Semente asteca chia está sendo pesquisada no CPCS

Com alta concentração de nutrientes, a pequena semente asteca chia (Salvia hispanica), de aproximadamente 2mm de diâmetro, começa a ganhar espaço nas pesquisas e nos campos sul-mato-grossenses, que usualmente recebem milhares de hectares de soja e milho, como planta de cultivo de inverno.

Semente nativa do México e da Guatemala, já cultivada comercialmente também em outros países como Argentina, Bolívia, Equador, Peru, Colômbia e até Austrália, no Brasil a pequena pérola acinzentada (com algumas variações de cor) já assume alguns hectares, principalmente no Paraná e no Rio Grande do Sul.

No Mato Grosso do Sul, o plantio ainda é incipiente mas já ganha corpo em cidades como Camapuã e Bandeirantes.

Além das pesquisas de culturas tradicionais da região, como soja e milho, pesquisadores do Campus de Chapadão do Sul (CPCS) assumem interesse pela semente amplamente utilizada há séculos pelos astecas, que as ofereciam aos deuses durante cerimônias religiosas.

Com a coordenação da professora do Programa de Pós-graduação em Agronomia Charline Zaratin Alves, as pesquisas crescem quanto à produção e tecnologia de sementes.

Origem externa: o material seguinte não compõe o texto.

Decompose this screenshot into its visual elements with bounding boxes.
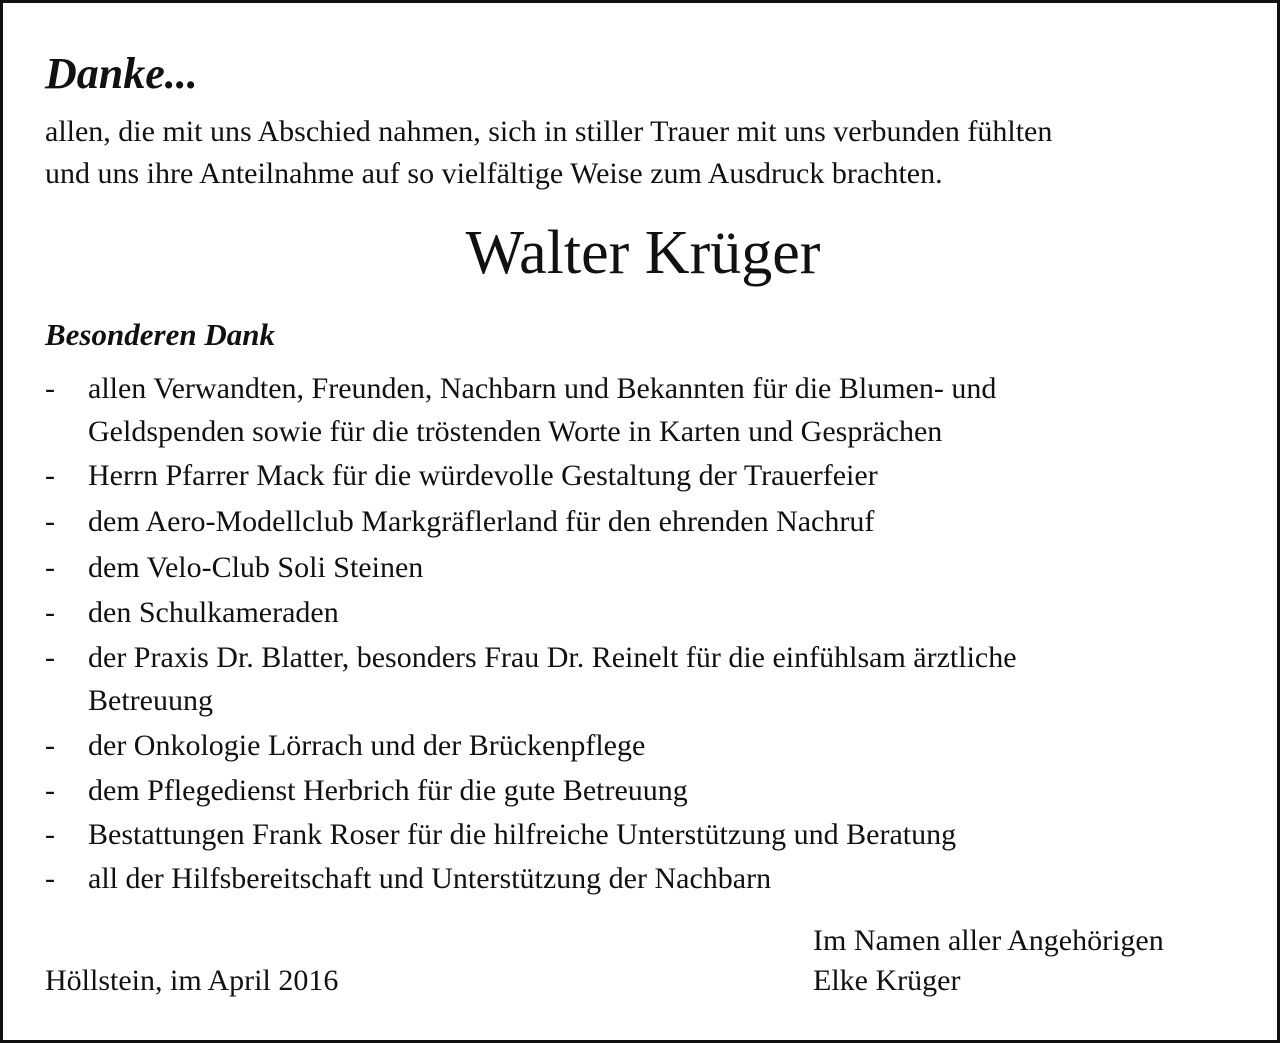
place-date: Höllstein, im April 2016 xyxy=(45,964,339,997)
list-item-line: der Onkologie Lörrach und der Brückenpflege xyxy=(88,729,646,762)
list-item xyxy=(45,857,1255,901)
list-item-line: dem Pflegedienst Herbrich für die gute Betreuung xyxy=(88,774,688,807)
list-item-line: Herrn Pfarrer Mack für die würdevolle Gestaltung der Trauerfeier xyxy=(88,459,878,492)
signature-name: Elke Krüger xyxy=(813,964,961,997)
bullet-dash: - xyxy=(45,774,55,807)
intro-line: allen, die mit uns Abschied nahmen, sich in stiller Trauer mit uns verbunden fühlten xyxy=(45,115,1053,148)
list-item xyxy=(45,591,1255,635)
list-item xyxy=(45,724,1255,768)
list-item-line: Geldspenden sowie für die tröstenden Worte in Karten und Gesprächen xyxy=(88,415,943,448)
list-item-line: Betreuung xyxy=(88,684,213,717)
list-item xyxy=(45,769,1255,813)
list-item xyxy=(45,454,1255,498)
list-item-line: all der Hilfsbereitschaft und Unterstützung der Nachbarn xyxy=(88,862,772,895)
subheading: Besonderen Dank xyxy=(45,317,275,352)
list-item-line: dem Aero-Modellclub Markgräflerland für den ehrenden Nachruf xyxy=(88,505,875,538)
list-item xyxy=(45,500,1255,544)
list-item-line: dem Velo-Club Soli Steinen xyxy=(88,551,424,584)
intro-text xyxy=(45,111,1260,195)
bullet-dash: - xyxy=(45,641,55,674)
list-item-line: Bestattungen Frank Roser für die hilfreiche Unterstützung und Beratung xyxy=(88,818,957,851)
bullet-dash: - xyxy=(45,372,55,405)
signature-line: Im Namen aller Angehörigen xyxy=(813,924,1164,957)
list-item xyxy=(45,367,1255,453)
deceased-name: Walter Krüger xyxy=(465,219,821,287)
bullet-dash: - xyxy=(45,862,55,895)
list-item-line: allen Verwandten, Freunden, Nachbarn und Bekannten für die Blumen- und xyxy=(88,372,997,405)
list-item-line: der Praxis Dr. Blatter, besonders Frau Dr. Reinelt für die einfühlsam ärztliche xyxy=(88,641,1017,674)
bullet-dash: - xyxy=(45,551,55,584)
heading: Danke... xyxy=(45,49,198,98)
bullet-dash: - xyxy=(45,729,55,762)
bullet-dash: - xyxy=(45,505,55,538)
bullet-dash: - xyxy=(45,459,55,492)
signature xyxy=(813,921,1164,1001)
intro-line: und uns ihre Anteilnahme auf so vielfältige Weise zum Ausdruck brachten. xyxy=(45,157,943,190)
bullet-dash: - xyxy=(45,818,55,851)
list-item xyxy=(45,546,1255,590)
list-item xyxy=(45,636,1255,722)
thanks-list xyxy=(45,367,1255,901)
bullet-dash: - xyxy=(45,596,55,629)
list-item-line: den Schulkameraden xyxy=(88,596,339,629)
list-item xyxy=(45,813,1255,857)
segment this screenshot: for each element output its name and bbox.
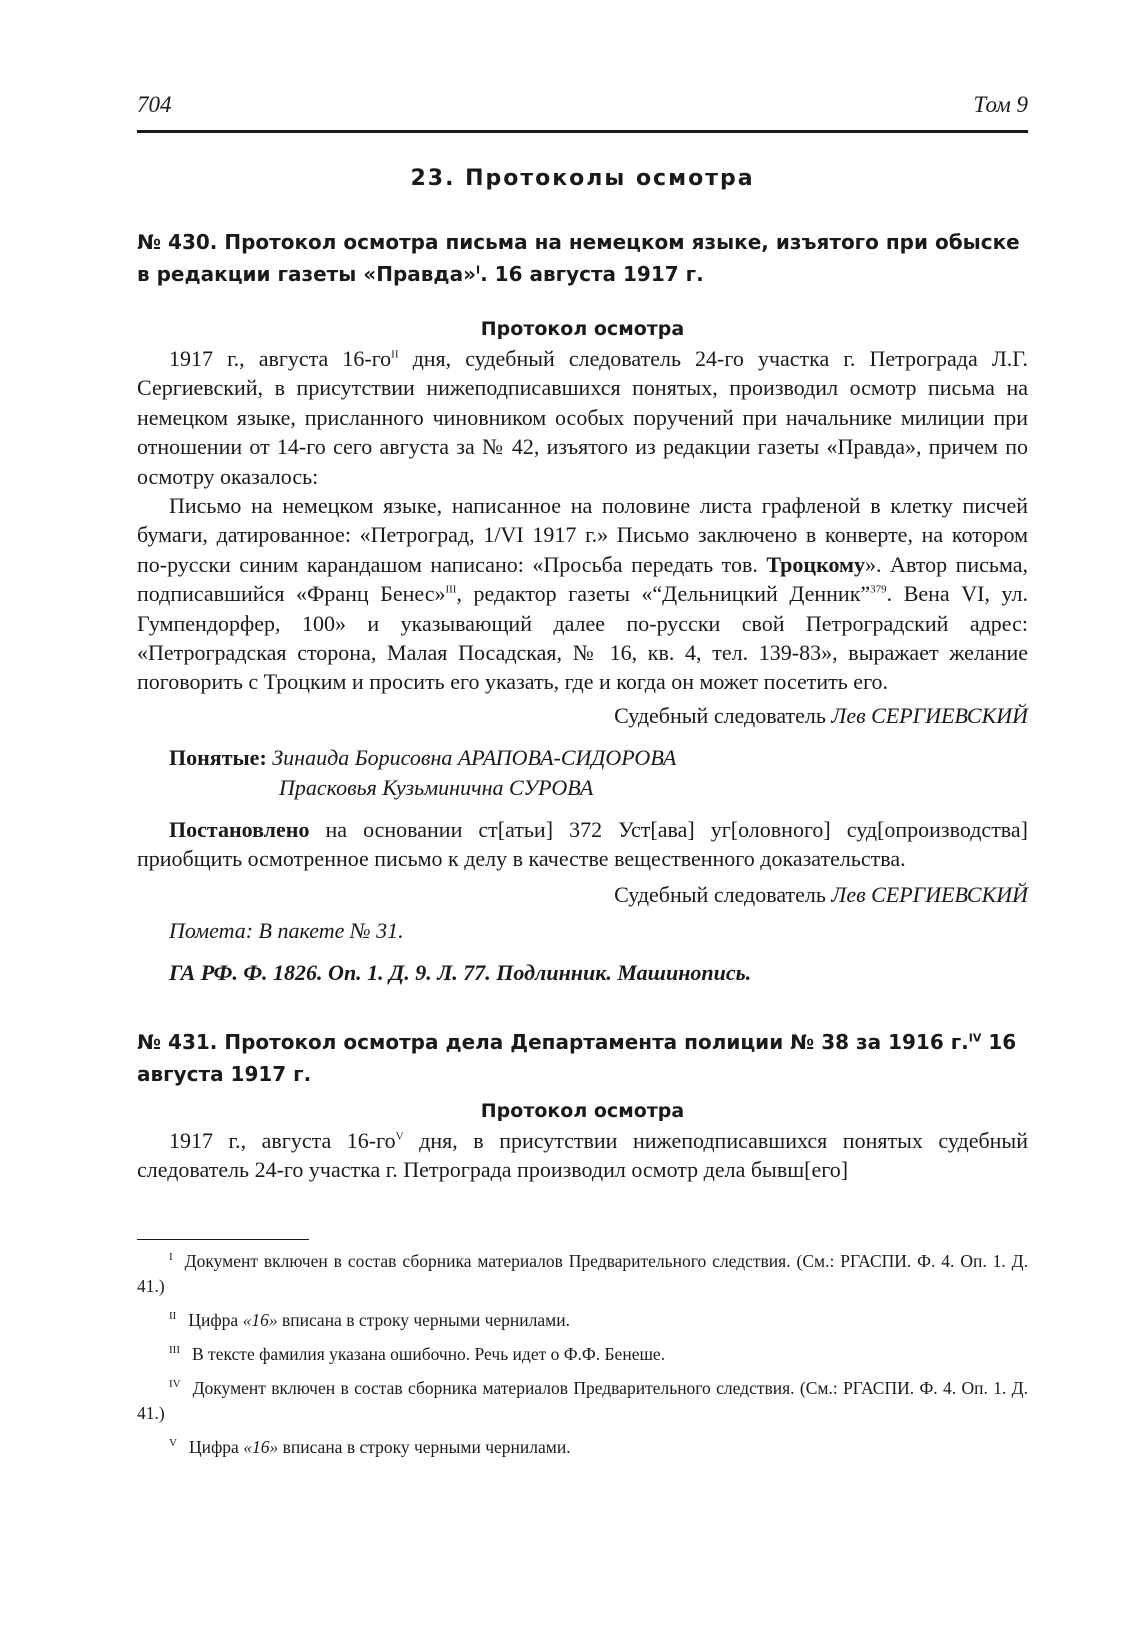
note: Помета: В пакете № 31. bbox=[169, 917, 404, 943]
paragraph-text: дня, в присутствии нижеподписавшихся понятых судебный следователь 24-го участка г. Петрограда производил осмотр дела бывш[его] bbox=[137, 1127, 1028, 1183]
footnote-ref: III bbox=[445, 583, 457, 596]
footnote-text: Документ включен в состав сборника материалов Предварительного следствия. (См.: РГАСПИ. Ф. 4. Оп. 1. Д. 41.) bbox=[137, 1251, 1028, 1296]
paragraph-text: , редактор газеты «“Дельницкий Денник” bbox=[456, 581, 871, 607]
paragraph-text: дня, судебный следователь 24-го участка г. Петрограда Л.Г. Сергиевский, в присутствии нижеподписавшихся понятых, производил осмотр письма на немецком языке, присланного чиновником особых поручений при начальнике милиции при отношении от 14-го сего августа за № 42, изъятого из редакции газеты «Правда», причем по осмотру оказалось: bbox=[137, 346, 1028, 489]
doc-430-paragraph-1 bbox=[137, 344, 1028, 491]
doc-431-title-date: 16 августа 1917 г. bbox=[137, 1029, 1017, 1086]
paragraph-text: на основании ст[атьи] 372 Уст[ава] уг[оловного] суд[опроизводства] приобщить осмотренное письмо к делу в качестве вещественного доказательства. bbox=[137, 816, 1028, 872]
paragraph-text: Письмо на немецком языке, написанное на половине листа графленой в клетку писчей бумаги, датированное: «Петроград, 1/VI 1917 г.» Письмо заключено в конверте, на котором по-русски синим карандашом написано: «Просьба передать тов. bbox=[137, 493, 1028, 577]
footnote-1 bbox=[137, 1249, 1028, 1299]
footnote-mark: III bbox=[169, 1344, 180, 1357]
page-number: 704 bbox=[137, 92, 172, 117]
signature-name: Лев СЕРГИЕВСКИЙ bbox=[831, 702, 1028, 728]
footnote-text: Документ включен в состав сборника материалов Предварительного следствия. (См.: РГАСПИ. Ф. 4. Оп. 1. Д. 41.) bbox=[137, 1378, 1028, 1423]
footnote-text: вписана в строку черными чернилами. bbox=[277, 1310, 570, 1330]
bold-name: Троцкому bbox=[766, 551, 866, 577]
signature-role: Судебный следователь bbox=[614, 881, 832, 907]
paragraph-text: . Вена VI, ул. Гумпендорфер, 100» и указывающий далее по-русски свой Петроградский адрес: «Петроградская сторона, Малая Посадская, № 16, кв. 4, тел. 139-83», выражает желание поговорить с Троцким и просить его указать, где и когда он может посетить его. bbox=[137, 581, 1028, 695]
footnote-3 bbox=[137, 1342, 1028, 1367]
footnote-5 bbox=[137, 1435, 1028, 1460]
archive-reference: ГА РФ. Ф. 1826. Оп. 1. Д. 9. Л. 77. Подлинник. Машинопись. bbox=[169, 959, 752, 985]
main-content bbox=[137, 166, 1028, 1185]
doc-430-title-date: . 16 августа 1917 г. bbox=[480, 262, 704, 286]
witness-2: Прасковья Кузьминична СУРОВА bbox=[279, 774, 594, 800]
footnote-mark: I bbox=[169, 1251, 173, 1264]
running-header bbox=[137, 92, 1028, 118]
section-title: 23. Протоколы осмотра bbox=[410, 166, 755, 191]
footnotes bbox=[137, 1249, 1028, 1469]
footnote-2 bbox=[137, 1308, 1028, 1333]
footnote-ref: I bbox=[476, 263, 481, 277]
footnote-rule bbox=[137, 1239, 309, 1240]
signature-2 bbox=[137, 880, 1028, 910]
footnote-mark: IV bbox=[169, 1378, 181, 1391]
witnesses bbox=[169, 743, 1028, 803]
footnote-ref: II bbox=[391, 348, 399, 361]
footnote-text: Цифра bbox=[188, 1310, 243, 1330]
footnote-ref: V bbox=[395, 1130, 404, 1143]
signature-role: Судебный следователь bbox=[614, 702, 832, 728]
paragraph-text: 1917 г., августа 16-го bbox=[169, 1127, 396, 1153]
volume-label: Том 9 bbox=[973, 92, 1028, 117]
resolution-keyword: Постановлено bbox=[169, 816, 310, 842]
signature-name: Лев СЕРГИЕВСКИЙ bbox=[831, 881, 1028, 907]
footnote-mark: V bbox=[169, 1437, 177, 1450]
doc-431-title-text: № 431. Протокол осмотра дела Департамента полиции № 38 за 1916 г. bbox=[137, 1029, 969, 1054]
doc-431-title bbox=[137, 1026, 1028, 1090]
doc-431-subheading: Протокол осмотра bbox=[480, 1099, 685, 1122]
footnote-4 bbox=[137, 1376, 1028, 1426]
doc-430-title-text: № 430. Протокол осмотра письма на немецком языке, изъятого при обыске в редакции газеты «Правда» bbox=[137, 230, 1020, 286]
doc-430-paragraph-2 bbox=[137, 491, 1028, 697]
footnote-text: вписана в строку черными чернилами. bbox=[278, 1437, 571, 1457]
paragraph-text: 1917 г., августа 16-го bbox=[169, 346, 392, 371]
footnote-text: В тексте фамилия указана ошибочно. Речь идет о Ф.Ф. Бенеше. bbox=[192, 1344, 666, 1364]
resolution-paragraph bbox=[137, 815, 1028, 874]
footnote-italic: «16» bbox=[242, 1310, 278, 1330]
doc-430-subheading: Протокол осмотра bbox=[480, 318, 685, 340]
footnote-italic: «16» bbox=[243, 1437, 279, 1457]
signature-1 bbox=[137, 701, 1028, 731]
doc-430-title bbox=[137, 226, 1028, 290]
paragraph-text: ». Автор письма, подписавшийся «Франц Бенес» bbox=[137, 551, 1028, 607]
doc-431-paragraph-1 bbox=[137, 1126, 1028, 1185]
footnote-mark: II bbox=[169, 1310, 177, 1323]
witness-1: Зинаида Борисовна АРАПОВА-СИДОРОВА bbox=[272, 744, 677, 770]
footnote-text: Цифра bbox=[188, 1437, 244, 1457]
footnote-ref: IV bbox=[968, 1031, 982, 1045]
witness-label: Понятые: bbox=[169, 744, 267, 770]
header-rule bbox=[137, 130, 1028, 133]
endnote-ref: 379 bbox=[870, 583, 887, 596]
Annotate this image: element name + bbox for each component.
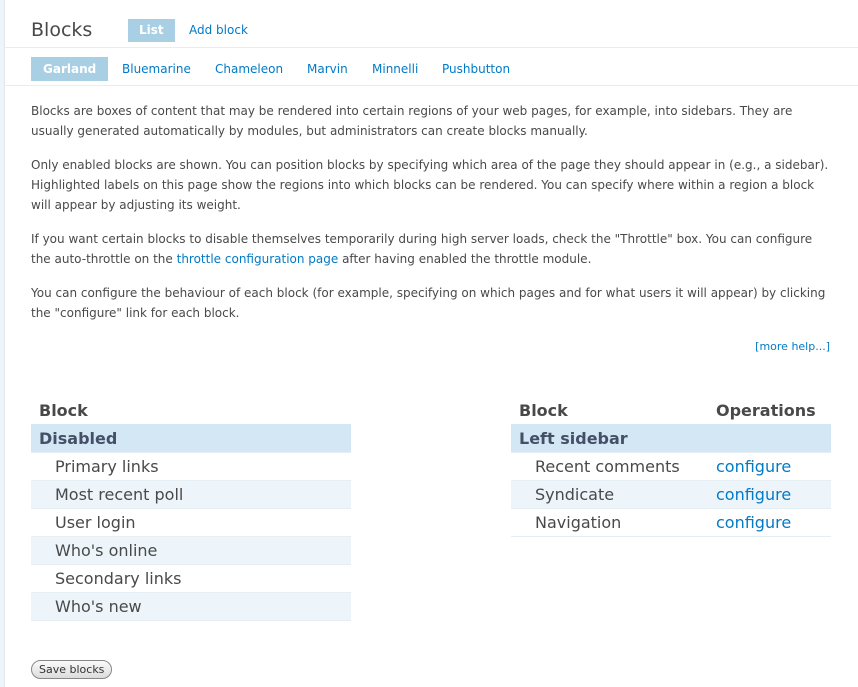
column-header-operations: Operations [708, 396, 831, 425]
table-row[interactable]: User login [31, 509, 351, 537]
column-header-block: Block [31, 396, 351, 425]
more-help-link[interactable]: [more help...] [755, 340, 830, 353]
region-header-left-sidebar: Left sidebar [511, 425, 831, 453]
throttle-configuration-link[interactable]: throttle configuration page [176, 252, 339, 266]
main-content [4, 0, 858, 687]
table-row[interactable]: Recent comments [511, 453, 708, 481]
help-paragraph-4: You can configure the behaviour of each block (for example, specifying on which pages and for what users it will appear) by clicking the "configure" link for each block. [31, 286, 826, 320]
help-paragraph-3-end: after having enabled the throttle module. [338, 252, 592, 266]
table-row[interactable]: Who's online [31, 537, 351, 565]
table-row[interactable]: Secondary links [31, 565, 351, 593]
help-paragraph-2: Only enabled blocks are shown. You can position blocks by specifying which area of the page they should appear in (e.g., a sidebar). Highlighted labels on this page show the regions into which blocks can be rendered. You can specify where within a region a block will appear by adjusting its weight. [31, 158, 829, 212]
tab-add-block[interactable]: Add block [189, 23, 248, 37]
theme-tab-pushbutton[interactable]: Pushbutton [442, 62, 511, 76]
theme-tab-chameleon[interactable]: Chameleon [215, 62, 284, 76]
table-row[interactable]: Navigation [511, 509, 708, 537]
help-paragraph-3-start: If you want certain blocks to disable themselves temporarily during high server loads, check the "Throttle" box. You can configure the auto-throttle on the [31, 232, 813, 266]
page-title: Blocks [31, 19, 93, 41]
theme-tab-bluemarine[interactable]: Bluemarine [122, 62, 191, 76]
column-header-block: Block [511, 396, 708, 425]
help-paragraph-1: Blocks are boxes of content that may be rendered into certain regions of your web pages, for example, into sidebars. They are usually generated automatically by modules, but administrators can create blocks manually. [31, 104, 793, 138]
configure-link[interactable]: configure [716, 485, 792, 504]
disabled-blocks-table [31, 396, 351, 621]
theme-tab-minnelli[interactable]: Minnelli [372, 62, 419, 76]
left-sidebar-blocks-table [511, 396, 831, 537]
region-header-disabled: Disabled [31, 425, 351, 453]
configure-link[interactable]: configure [716, 457, 792, 476]
table-row[interactable]: Syndicate [511, 481, 708, 509]
help-paragraph-3 [31, 229, 831, 269]
theme-tabs [31, 57, 831, 81]
table-row[interactable]: Primary links [31, 453, 351, 481]
configure-link[interactable]: configure [716, 513, 792, 532]
theme-tab-marvin[interactable]: Marvin [307, 62, 348, 76]
table-row[interactable]: Who's new [31, 593, 351, 621]
save-blocks-button[interactable]: Save blocks [31, 660, 112, 679]
help-text [31, 101, 831, 337]
table-row[interactable]: Most recent poll [31, 481, 351, 509]
tab-list[interactable]: List [128, 19, 175, 42]
subtabs-divider [5, 85, 858, 86]
tabs-divider [5, 47, 858, 48]
theme-tab-garland[interactable]: Garland [31, 57, 108, 81]
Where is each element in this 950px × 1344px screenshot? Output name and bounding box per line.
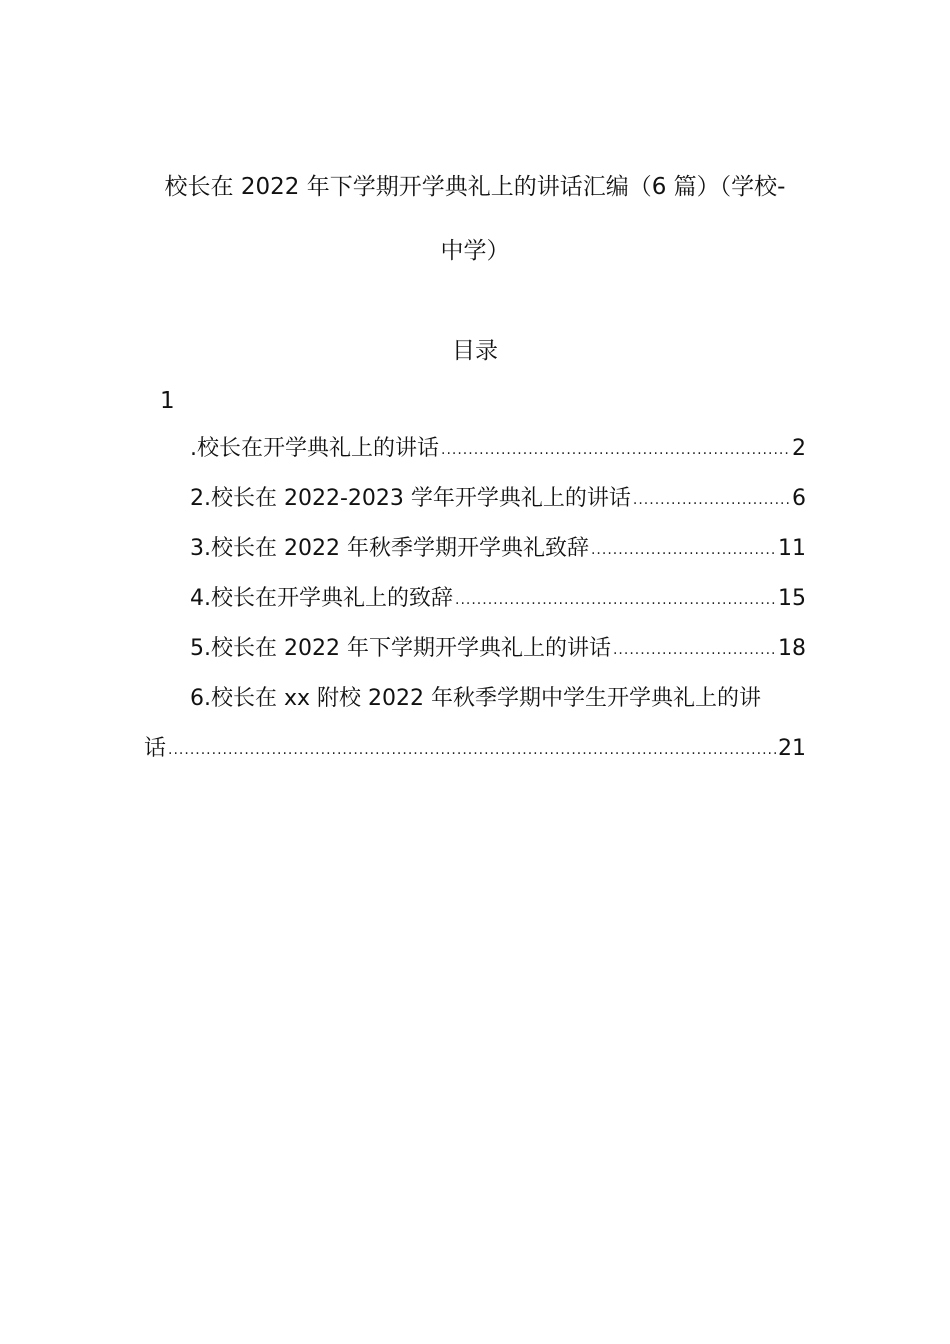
document-title-line-1: 校长在 2022 年下学期开学典礼上的讲话汇编（6 篇）（学校- [164, 174, 786, 200]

O trabalho de pesquisa iniciou-se entre os anos de 2015/2016 com a procura dos pesquisadores do CPCS por um produtor da região de Chapadão do Sul que se aventurou no plantio da semente.

 “A chia é uma planta de cultivo de inverno, planta de cobertura de entressafra, para não deixar o solo descoberto. E uma cultura bastante promissora, mais rústica. Seu sistema radicular aguenta bem mais em uma situação de falta de água, por exemplo”, explica a professora.

No PPGs, os pesquisadores realizam teste de germinação, de vigor, de substrato, ambiente de armazenamento, temperatura, embalagens. “Com a melhor seleção das sementes acabamos por possibilitar resultados como maior produtividade”, afirma Charline.

Para a pesquisadora, é preciso haver crescimento do número de pesquisas relacionadas à chia, em especial voltadas ao campo, como manejo do solo, adubação, pragas e doenças.

Pesquisa

“Testes de vigor para avaliar a qualidade fisiológica de sementes de chia” foi a dissertação de mestrado da agrônoma Fernanda Brito Cardoso que realizou, com cinco lotes de sementes de chia, avaliações sobre germinação, variações de condutividade elétrica, envelhecimento acelerado, entre outros.

“A redução do poder germinativo é um indicativo importante da perda de qualidade das sementes, porém, é o final do processo de deterioração. Desta forma, o uso de testes alternativos tem sido proposto para avaliar o real estádio de deterioração das sementes.  Os testes de vigor são capazes de identificar, com precisão, os avanços da deterioração das sementes, possibilitando diferenciar lotes com germinação semelhante”, explica Fernanda.

A pesquisadora destaca que entre os diversos testes de vigor, o teste de envelhecimento acelerado apresenta “resultados satisfatórios, sendo um dos mais sensíveis e eficientes para determinar o potencial fisiológico de sementes de diversas espécies, quando essas são submetidas a temperatura e umidade relativa elevadas”.

“O princípio do teste baseia-se no aumento da taxa de deterioração das sementes pela sua exposição a níveis elevados de temperatura e umidade relativa do ar, sendo esses os fatores ambientais de maior influência na intensidade e velocidade de deterioração das sementes”, completa Fernanda.

História

Principal alimento dos astecas no período Pré-Colombiano, a chia mostrou-se rica em ácidos graxos insaturados – com ômegas 3 e 6, vitaminas, antioxidantes, sais minerais, proteínas, carboidratos e fibras.

Em contato com líquidos, as sementes produzem um gel, aumentando de volume, o que está sendo relacionado a uma maior saciedade após sua ingestão, que pode ser in natura, em óleo ou farinha. Indicada para consumo humano ou animal, da chia também são feitos medicamentos e produtos artísticos.

Pertencente à família das Lamiáceas, a chia é considerada um alimento funcional, sendo bastante indicada por especialistas na reeducação alimentar, principalmente para diabéticos, pessoas com problemas de coração e obesidade, ajudando no controle de colesterol, triglicerídeos e glicemia.

A produção mundial é considerada pequena diante da demanda, o que encarece o preço do produto.